Banaras: City of Light
- First edition
- Author: Diana L. Eck
- Subject: Varanasi
- Genre: Local history
- Publisher: Alfred A. Knopf
- Publication date: 1982
- Publication place: United States
- Pages: 427
- ISBN: 978-0231114479

= Banaras: City of Light =

Banaras: City of Light is a 1982 book on the local history of Varanasi by Diana L. Eck.

==Response==
A scholarly review said that the book was an introduction to Varanasi, and Hindu religious tradition, and the general concept of sacred geography. One book reviewer said that the text was valuable for collecting and documenting a huge amount of information. That reviewer, who is Indian, also said that while non-Indians would not notice, there are some statements which stand out as inaccurate or conjectural to the Indian perspective. The Wilson Quarterly said that the book was a history of India targeted to Western readers who would need outsider descriptions of Indian culture. A reviewer for The Washington Post said that the author's aim in the book is to impress on the reader people in Banaras still respect stories from ancient times and associate them with places which they have venerated for ages. Kirkus Reviews said that the book was scholarly and information rich but could be overwhelming for someone who was only curious.
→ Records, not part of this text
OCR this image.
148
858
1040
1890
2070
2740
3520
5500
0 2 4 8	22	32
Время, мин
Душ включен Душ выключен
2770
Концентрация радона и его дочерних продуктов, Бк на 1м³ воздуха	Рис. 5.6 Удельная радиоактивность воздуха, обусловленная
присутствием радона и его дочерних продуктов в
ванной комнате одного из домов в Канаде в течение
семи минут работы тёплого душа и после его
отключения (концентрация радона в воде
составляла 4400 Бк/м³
Upon the release of Eck's 2013 India—A Sacred Geography, a reviewer noted that in this later book Eck gives examples and generalizes about ideas that Eck shared in the earlier Banaras book.

A 2014 of scholarly essays, Banâras Revisited: Scholarly Pilgrimages to the City of Light, took its name from the Eck book. A reviewer for that book noted that "Eck’s study was a point of entry" for a generation of scholars on India and that many of the essays in this new book cite the Eck book in their bibliographies.